Pour le dossier “Comptez Les Moutons”, Toutelaculture s’interroge sur la culture du chiffre et son impact sur la perception des œuvres culturelles. La connaissance des statistiques est passionnante car elle permet de mieux comprendre le fonctionnement de l’industrie du 7ème art. Mais quand l’utilisation de chiffres devient argument d’autorité, la manipulation n’est pas loin. Retour sur ces “phénomènes” et ces “records” que l’on nous vend en permanence, avec plus ou moins de succès.
Il y a quelques semaines, sortait en fanfare un petit film de science-fiction dystopique, plutôt efficace, mais sans grand intérêt. Présenté comme le succès de l’année aux Etats-Unis, Le Labyrinthe est arrivé en France avec sa réputation de “phénomène du moment”. En y regardant de plus près, le film a fonctionné honnêtement mais modestement aux Etats-Unis. La mobilisation de l’effet moutonnier a pourtant fonctionné à fond. Histoire similaire avec Nos étoiles contraires quelques semaines auparavant.
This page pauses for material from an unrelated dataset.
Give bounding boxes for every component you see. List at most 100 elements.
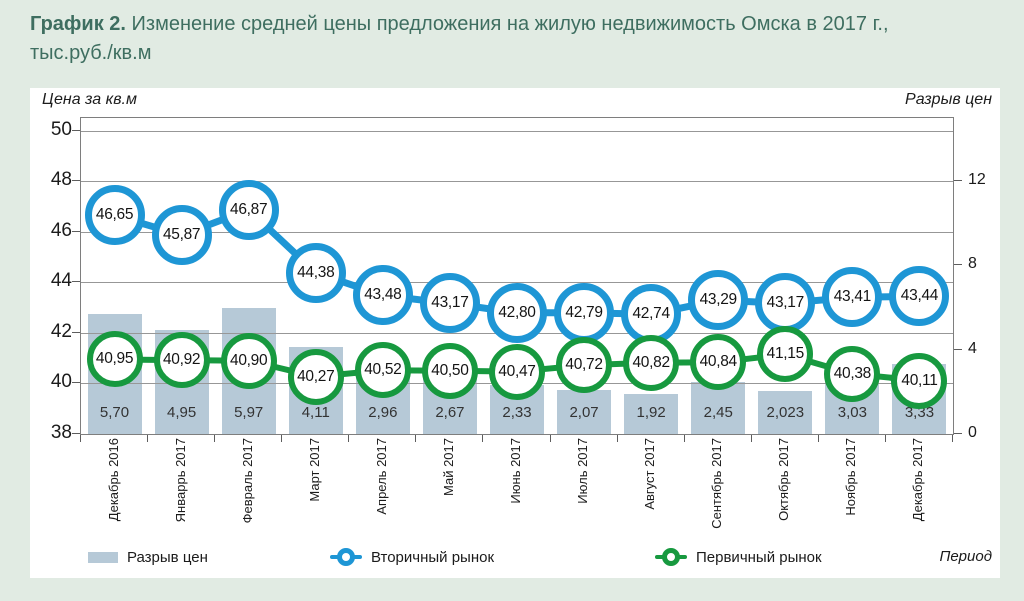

Le “film qui a ému des millions d’ados américains” a lui vraiment bien marché outre-Atlantique. Mais ce succès US est devenu le principal argument de vente en France, où le roman était moins connu et l’attente pour ce type de mélo bien pensant, relativement faible.
Lucy de Luc Besson a grandement bénéficié de cet effet, agrémenté d’un brin de patriotisme culturel. Le succès aux Etats-Unis, largement couvert par la presse, a lancé le buzz et créé l’envie. La technique ne fonctionne pas à tous les coups. On se souvient encore de la promotion massive sur Les Misérables, lancée comme un blockbuster, et qui s’est soldée par un échec retentissant en France où le public est peu friand de ces grosses productions musicales. Côté film d’auteur, Precious avait bénéficié d’une même promotion basée sur son pseudo “succès” américain. Mais ce gros mélo social ultra démonstratif n’avait pas percé chez nous.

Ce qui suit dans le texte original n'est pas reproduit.